My son said "Those two lights are the lights of Alderney. If we row to them we shall get to land and be safe."

"What can a boy like you know about it?"

"I spend my Midsummer holiday in Alderney, and I know those two lights well" my son replied

"Oh nonsense, two lights to a harbour! They mean special danger. Row, row you fellows"

And they did row, and managed to get to the nose of the breakwater, where the sea ran at 7 miles an hour. The boat got into the sea race, and was carried down towards the French coast. When day came on. they hoisted an oar with a white handkerchief tied on it. After drifting some hours in the Race of Alderney, they were seen by a signalman on the French coast, who telegraphed to Cherbourg that there was a shipwreck, and a boat adrift in the Channel, or Race of Alderney. A steamboat was sent out from Cherbourg to look for them. Fortunately they were found.
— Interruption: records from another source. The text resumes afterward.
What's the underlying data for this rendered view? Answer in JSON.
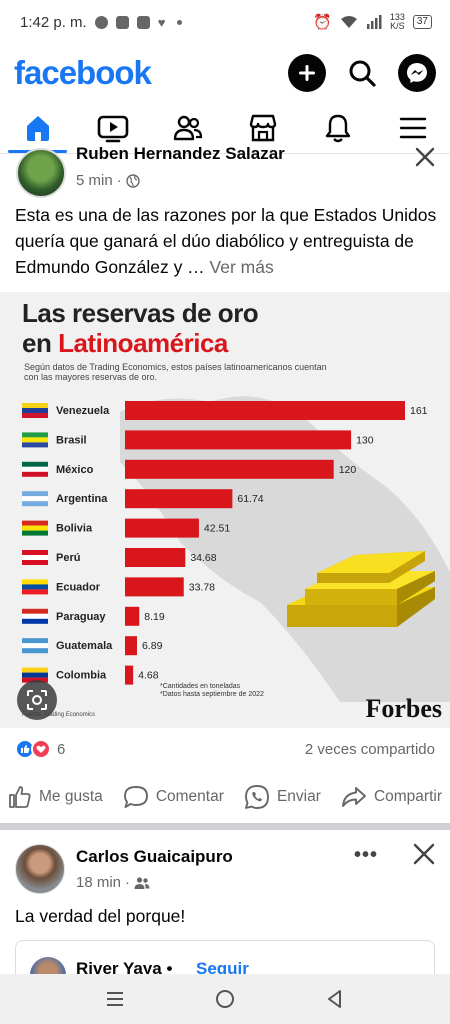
{
  "status_bar": {
    "time": "1:42 p. m.",
    "speed_value": "133",
    "speed_unit": "K/S",
    "battery": "37"
  },
  "header": {
    "logo": "facebook",
    "actions": [
      "plus-icon",
      "search-icon",
      "messenger-icon"
    ]
  },
  "tabs": [
    "home-icon",
    "video-icon",
    "friends-icon",
    "marketplace-icon",
    "notifications-icon",
    "menu-icon"
  ],
  "post1": {
    "author": "Ruben Hernandez Salazar",
    "time": "5 min",
    "text": "Esta es una de las razones por la que Estados Unidos quería que ganará el dúo diabólico y entreguista de Edmundo González y … ",
    "see_more": "Ver más",
    "infographic": {
      "title_line1": "Las reservas de oro",
      "title_line2_prefix": "en ",
      "title_line2_highlight": "Latinoamérica",
      "subtitle": "Según datos de Trading Economics, estos países latinoamericanos cuentan con las mayores reservas de oro.",
      "note_line1": "*Cantidades en toneladas",
      "note_line2": "*Datos hasta septiembre de 2022",
      "source": "Fuente: Trading Economics",
      "brand": "Forbes"
    },
    "reaction_count": "6",
    "shares": "2 veces compartido",
    "actions": {
      "like": "Me gusta",
      "comment": "Comentar",
      "send": "Enviar",
      "share": "Compartir"
    }
  },
  "post2": {
    "author": "Carlos Guaicaipuro",
    "time": "18 min",
    "text": "La verdad del porque!",
    "shared_author": "River Yaya",
    "separator": "•",
    "follow": "Seguir"
  },
  "chart_data": {
    "type": "bar",
    "orientation": "horizontal",
    "title": "Las reservas de oro en Latinoamérica",
    "categories": [
      "Venezuela",
      "Brasil",
      "México",
      "Argentina",
      "Bolivia",
      "Perú",
      "Ecuador",
      "Paraguay",
      "Guatemala",
      "Colombia"
    ],
    "values": [
      161,
      130,
      120,
      61.74,
      42.51,
      34.68,
      33.78,
      8.19,
      6.89,
      4.68
    ],
    "value_labels": [
      "161",
      "130",
      "120",
      "61.74",
      "42.51",
      "34.68",
      "33.78",
      "8.19",
      "6.89",
      "4.68"
    ],
    "flag_colors": [
      [
        "#f7d117",
        "#1f3f99",
        "#cf142b"
      ],
      [
        "#229e45",
        "#f8e509",
        "#2b49a3"
      ],
      [
        "#006847",
        "#ffffff",
        "#ce1126"
      ],
      [
        "#74acdf",
        "#ffffff",
        "#74acdf"
      ],
      [
        "#d52b1e",
        "#f9e300",
        "#007934"
      ],
      [
        "#d91023",
        "#ffffff",
        "#d91023"
      ],
      [
        "#ffdd00",
        "#034ea2",
        "#ed1c24"
      ],
      [
        "#d52b1e",
        "#ffffff",
        "#0038a8"
      ],
      [
        "#4997d0",
        "#ffffff",
        "#4997d0"
      ],
      [
        "#fcd116",
        "#003893",
        "#ce1126"
      ]
    ],
    "bar_color": "#d8161b",
    "xlim": [
      0,
      161
    ]
  }
}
When I came home from church on Good Friday I found a telegram from Guernsey awaiting me. It was to tell me that there had been an accident, and I must come to Guernsey at once.

I left Southampton that night. When I got to Guernsey I learnt that my dear wife and Claude were drowned, but Bening was safe in Cherbourg. There was a boat going there in half an hour. I went by it. Found my boy.

He could not speak reasonably. Indeed he had been delirious, and wanted to get out of the rowing boat to go and find his mother and brother. Finding it useless to press conversation I got him into fresh clean clothes and we came together back to Guernsey. When I got there I learned that Claude's body had been found just outside Alderney harbour. I went up to Alderney next morning. Could not go before.

Bought a plot of land in the churchyard, got a coffin made, and buried child the same day.

Next day I returned to Guernsey and then home, leaving Bening behind with children, thinking he would be less unhappy with them than with me.